Selected solo and two-person exhibitions include Facettes, Espace SD Gallery, Beirut, 2005; Passages, Golden Thread’s ReOrient Festival, Theater Artaud, San Francisco, 2009; The Third-Half, Anspacher Galleries, The Public Theater, New York, 2011; and Jaffa Mangoes: History, Memory, and Myth, Ictus Gallery, San Francisco, 2012. Group exhibitions include Printemps de la peinture, Martyrs’ Square, Beirut, 1995; Beyond Tradition, Illusion Gallery, Kuwait City, 2004; Journée des peintres, Deir El-Qamar Festival, Chouf, Lebanon, 2004, 2005; Plastic Arts, Middle East University, Sabtieh, Lebanon, 2006; Internal Exile: From Palestine to the USA to Mexico, SOMArts Bay Gallery, San Francisco, 2007; The Token Woman Show, Diego Rivera Gallery, San Francisco Art Institute, 2007; and Proliferations, Rhodes & Fletcher, LCC/OFF-Space, San Francisco, 2009.

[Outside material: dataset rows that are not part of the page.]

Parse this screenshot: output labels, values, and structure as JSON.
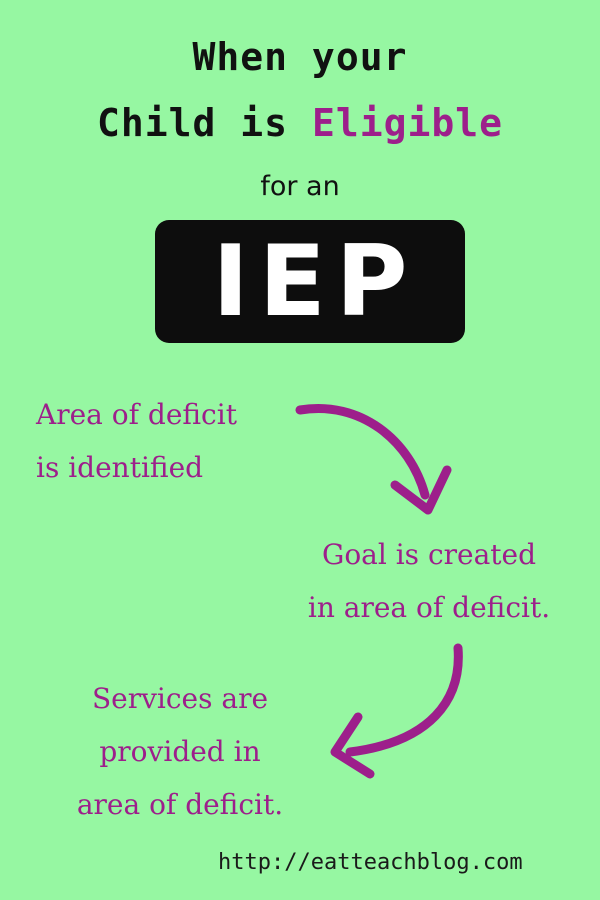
{
  "title": {
    "line1": "When your",
    "line2_before": "Child is ",
    "line2_highlight": "Eligible",
    "line3": "for an",
    "badge": "IEP"
  },
  "steps": [
    {
      "line1": "Area of deficit",
      "line2": "is identified"
    },
    {
      "line1": "Goal is created",
      "line2": "in area of deficit."
    },
    {
      "line1": "Services are",
      "line2": "provided in",
      "line3": "area of deficit."
    }
  ],
  "footer": {
    "url": "http://eatteachblog.com"
  },
  "colors": {
    "background": "#96f7a2",
    "accent": "#9d1f8b",
    "badge_background": "#0d0d0d",
    "text": "#111111"
  },
  "icons": {
    "arrow1": "curved-arrow-down-right-icon",
    "arrow2": "curved-arrow-down-left-icon"
  }
}
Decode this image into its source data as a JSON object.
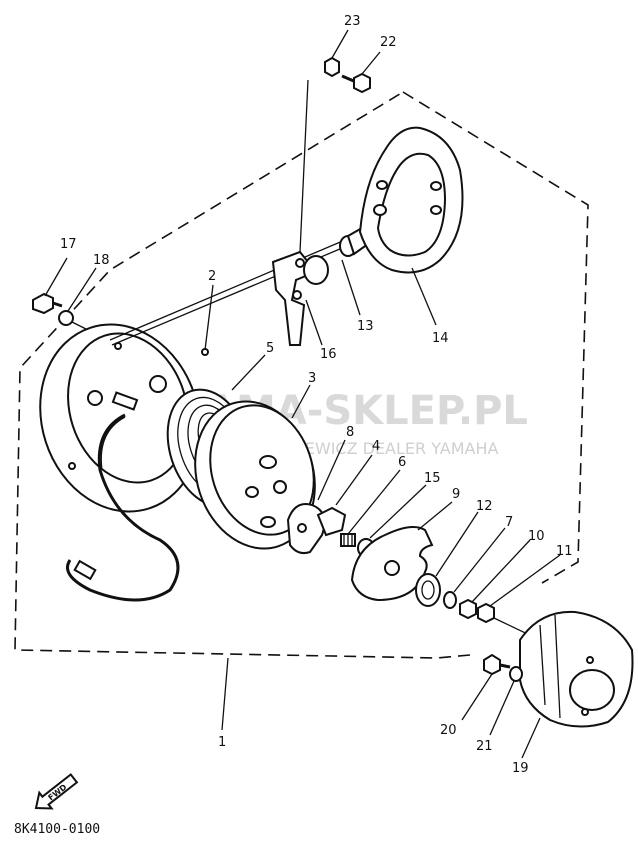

Barakeh’s work has been written about in the following Beirut newspapers and journals: The Daily Star/International Herald Tribune, L’Orient-Le Jour, An-Nahar, Al-Mustaqbal, Al-Liwaa, La Revue du Liban, and Al-Ousbou’ Al-Arabi. Her work has been featured on Future TV, Beirut; Heya TV, Arab Woman Channel, Beirut; and on Arab Talk, KPOO 89.5 FM, in San Francisco. Barakeh’s paintings have appeared in various publications, including the cover of Patricia Sarrafian Ward’s novel The Bullet Collection (Graywolf Press, Minneapolis, 2003) and the Beirut-based arts magazine L’Agenda Culturel.

Barakeh received the Sheikh Zayed Fine Arts Award from the Lebanese American University in Beirut, and two artist residencies from the Vermont Studio Center in Johnson, Vermont, among other accolades.

She currently serves as Director of Graduate Administration and Visiting Faculty at the San Francisco Art Institute. In 2012, she initiated the co-curricular arts platform No Reservations Art, which links MFA students with professional opportunities in the art world.